As for The Red Book, his family claimed it was unsure if Jung wanted it published. In fact, they sought to protect both his reputation and the family’s name because the book is personal to a fault — read: stark, raving bonkers. But that was the point.
Ms. Corbett explains the “mid-life crisis” that precipitated Jung keeping this journal.
What happened. . . to Carl Jung has. … been characterized variously as a creative illness, a descent into the underworld, a bout with insanity. … Whatever the case, in 1913, Jung, who was then 38 [became] haunted by troubling visions and heard inner voices. Grappling with the horror of some of what he saw, he worried in moments that he was. . . “menaced by a psychosis” . . .
Had he been a psychiatric patient, Jung might well have been. . . encouraged to ignore the circus going on in his head. But as a psychiatrist. … Jung worked to prevent his conscious mind from blocking out what his unconscious mind wanted to show him. [Emphasis added.]

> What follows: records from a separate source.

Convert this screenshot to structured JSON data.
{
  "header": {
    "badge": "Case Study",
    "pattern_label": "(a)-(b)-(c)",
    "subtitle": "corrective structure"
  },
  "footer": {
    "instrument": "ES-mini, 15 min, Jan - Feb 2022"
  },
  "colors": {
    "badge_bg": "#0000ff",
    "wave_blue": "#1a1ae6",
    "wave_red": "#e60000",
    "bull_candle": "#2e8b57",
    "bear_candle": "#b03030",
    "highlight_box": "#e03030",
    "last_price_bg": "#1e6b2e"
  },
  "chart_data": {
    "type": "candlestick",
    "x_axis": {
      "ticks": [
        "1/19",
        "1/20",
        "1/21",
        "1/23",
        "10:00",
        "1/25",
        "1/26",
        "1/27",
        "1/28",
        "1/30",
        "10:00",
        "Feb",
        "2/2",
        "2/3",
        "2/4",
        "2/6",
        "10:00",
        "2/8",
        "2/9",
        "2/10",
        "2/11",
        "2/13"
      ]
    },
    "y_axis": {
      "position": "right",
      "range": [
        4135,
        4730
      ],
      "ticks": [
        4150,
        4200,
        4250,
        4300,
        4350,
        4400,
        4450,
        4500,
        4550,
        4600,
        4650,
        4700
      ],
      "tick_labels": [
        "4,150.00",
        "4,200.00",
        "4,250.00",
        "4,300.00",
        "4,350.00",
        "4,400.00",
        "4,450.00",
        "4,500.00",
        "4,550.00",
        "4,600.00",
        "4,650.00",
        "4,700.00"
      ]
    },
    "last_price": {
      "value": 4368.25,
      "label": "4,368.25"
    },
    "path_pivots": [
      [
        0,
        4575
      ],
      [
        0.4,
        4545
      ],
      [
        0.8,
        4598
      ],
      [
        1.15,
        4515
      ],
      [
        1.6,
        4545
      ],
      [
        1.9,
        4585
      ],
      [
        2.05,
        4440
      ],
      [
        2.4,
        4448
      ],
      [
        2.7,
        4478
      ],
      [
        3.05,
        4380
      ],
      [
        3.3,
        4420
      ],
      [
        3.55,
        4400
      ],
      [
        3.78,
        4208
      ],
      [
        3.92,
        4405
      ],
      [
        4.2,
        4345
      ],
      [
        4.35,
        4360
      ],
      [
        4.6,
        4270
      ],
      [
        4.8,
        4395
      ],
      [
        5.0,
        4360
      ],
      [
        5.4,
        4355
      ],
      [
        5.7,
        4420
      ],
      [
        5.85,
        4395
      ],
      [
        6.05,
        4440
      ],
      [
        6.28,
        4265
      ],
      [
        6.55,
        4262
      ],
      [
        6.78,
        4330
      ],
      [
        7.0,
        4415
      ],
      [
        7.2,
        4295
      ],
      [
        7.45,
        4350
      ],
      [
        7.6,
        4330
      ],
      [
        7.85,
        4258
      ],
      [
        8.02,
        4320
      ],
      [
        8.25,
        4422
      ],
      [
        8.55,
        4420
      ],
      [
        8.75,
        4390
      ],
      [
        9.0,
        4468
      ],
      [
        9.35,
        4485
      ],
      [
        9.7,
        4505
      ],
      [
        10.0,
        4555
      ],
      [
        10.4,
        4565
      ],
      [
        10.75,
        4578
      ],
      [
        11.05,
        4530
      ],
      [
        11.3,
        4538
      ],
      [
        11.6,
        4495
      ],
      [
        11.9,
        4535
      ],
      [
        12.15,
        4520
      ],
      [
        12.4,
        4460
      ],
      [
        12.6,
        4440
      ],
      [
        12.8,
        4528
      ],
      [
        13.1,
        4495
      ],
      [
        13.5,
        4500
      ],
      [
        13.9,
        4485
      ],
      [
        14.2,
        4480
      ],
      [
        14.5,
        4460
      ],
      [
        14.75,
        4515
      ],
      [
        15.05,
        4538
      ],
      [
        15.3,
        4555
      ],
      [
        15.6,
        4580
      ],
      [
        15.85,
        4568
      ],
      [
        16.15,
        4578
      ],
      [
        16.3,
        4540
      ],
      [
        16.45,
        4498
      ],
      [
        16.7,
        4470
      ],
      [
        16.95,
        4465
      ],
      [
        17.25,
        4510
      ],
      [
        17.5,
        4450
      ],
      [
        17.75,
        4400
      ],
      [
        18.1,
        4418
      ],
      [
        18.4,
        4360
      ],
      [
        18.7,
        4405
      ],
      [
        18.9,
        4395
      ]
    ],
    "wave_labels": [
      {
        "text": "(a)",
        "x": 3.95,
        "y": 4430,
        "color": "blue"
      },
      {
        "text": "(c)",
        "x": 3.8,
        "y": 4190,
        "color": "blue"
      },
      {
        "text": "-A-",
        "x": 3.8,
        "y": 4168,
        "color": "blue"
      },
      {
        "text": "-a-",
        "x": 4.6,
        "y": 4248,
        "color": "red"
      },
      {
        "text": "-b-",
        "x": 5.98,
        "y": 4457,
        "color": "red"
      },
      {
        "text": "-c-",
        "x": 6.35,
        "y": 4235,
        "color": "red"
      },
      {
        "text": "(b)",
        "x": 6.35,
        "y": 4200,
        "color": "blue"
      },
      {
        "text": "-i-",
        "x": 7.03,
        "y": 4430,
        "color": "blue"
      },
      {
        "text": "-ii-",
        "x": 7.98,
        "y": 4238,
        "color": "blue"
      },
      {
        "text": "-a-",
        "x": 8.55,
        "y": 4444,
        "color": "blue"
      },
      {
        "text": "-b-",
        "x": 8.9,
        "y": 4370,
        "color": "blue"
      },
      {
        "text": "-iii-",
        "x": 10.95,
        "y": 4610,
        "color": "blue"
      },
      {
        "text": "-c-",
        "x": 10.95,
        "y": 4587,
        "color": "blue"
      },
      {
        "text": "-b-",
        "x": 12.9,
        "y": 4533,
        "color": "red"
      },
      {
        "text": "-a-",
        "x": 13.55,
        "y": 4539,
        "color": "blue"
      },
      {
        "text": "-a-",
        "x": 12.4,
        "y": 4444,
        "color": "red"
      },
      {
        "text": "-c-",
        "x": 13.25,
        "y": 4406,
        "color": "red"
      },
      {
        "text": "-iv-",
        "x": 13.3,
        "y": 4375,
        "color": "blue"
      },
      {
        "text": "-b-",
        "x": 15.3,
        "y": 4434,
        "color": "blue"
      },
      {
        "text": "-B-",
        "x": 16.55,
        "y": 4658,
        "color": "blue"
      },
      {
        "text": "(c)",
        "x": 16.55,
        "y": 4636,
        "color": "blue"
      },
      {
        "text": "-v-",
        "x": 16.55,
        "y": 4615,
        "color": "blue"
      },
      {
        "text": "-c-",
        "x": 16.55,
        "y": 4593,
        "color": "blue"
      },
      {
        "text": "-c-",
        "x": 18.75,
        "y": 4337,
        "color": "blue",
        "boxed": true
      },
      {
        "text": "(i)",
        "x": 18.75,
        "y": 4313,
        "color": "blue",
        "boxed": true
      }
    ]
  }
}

Jung recorded … a curious, shifting dreamscape … in a regal, prophetic tone. … Writing in German, he filled 205 oversize pages with elaborate calligraphy and with richly hued, staggeringly detailed paintings.
I can attest to that after viewing The Red Book at the Rubin Museum of (Himalayan) Art in New York City, where it’s being shown along with supporting materials such as sketches and paintings. In addition a facsimile of The Red Book has just been published, with translation from the German and commentary.
What’s it look like in the flesh? Light years beyond just a journal, it’s really a latter-day illuminated manuscript. Strange, too, how pristine its condition is. The family, however unyielding, as Ms. Corbett portrays it, deserves credit for its conscientious custodianship.
But what’s The Red Book doing in a museum of Himalayan art? Mandalas. Lots of mandalas. From the museum’s website: “Jung was fascinated by the mandala — an artistic representation of the inner and outer cosmos used in Tibetan Buddhism to help practitioners reach enlightenment — and used mandala structures in a number of his own works.”
As you can imagine, The Red Book is ensconced in a kiosk of Plexiglas or similar material and is fixed open at one spread.
“They’ll turn the page in a few weeks,” an employee informed me.
Whoopee. I told her they should have positioned her inside the kiosk, where she could turn the pages for us. Still, it was dazzling.
Fortunately, the museum had a couple of copies of the book laying around for museum-goers to leaf through, which I did. Good thing, because between but a single spread of the real book visible and the $114 cost of the reproduction (probably cheap under the circumstances), viewing the latter was just as much of an opportunity as seeing the real book.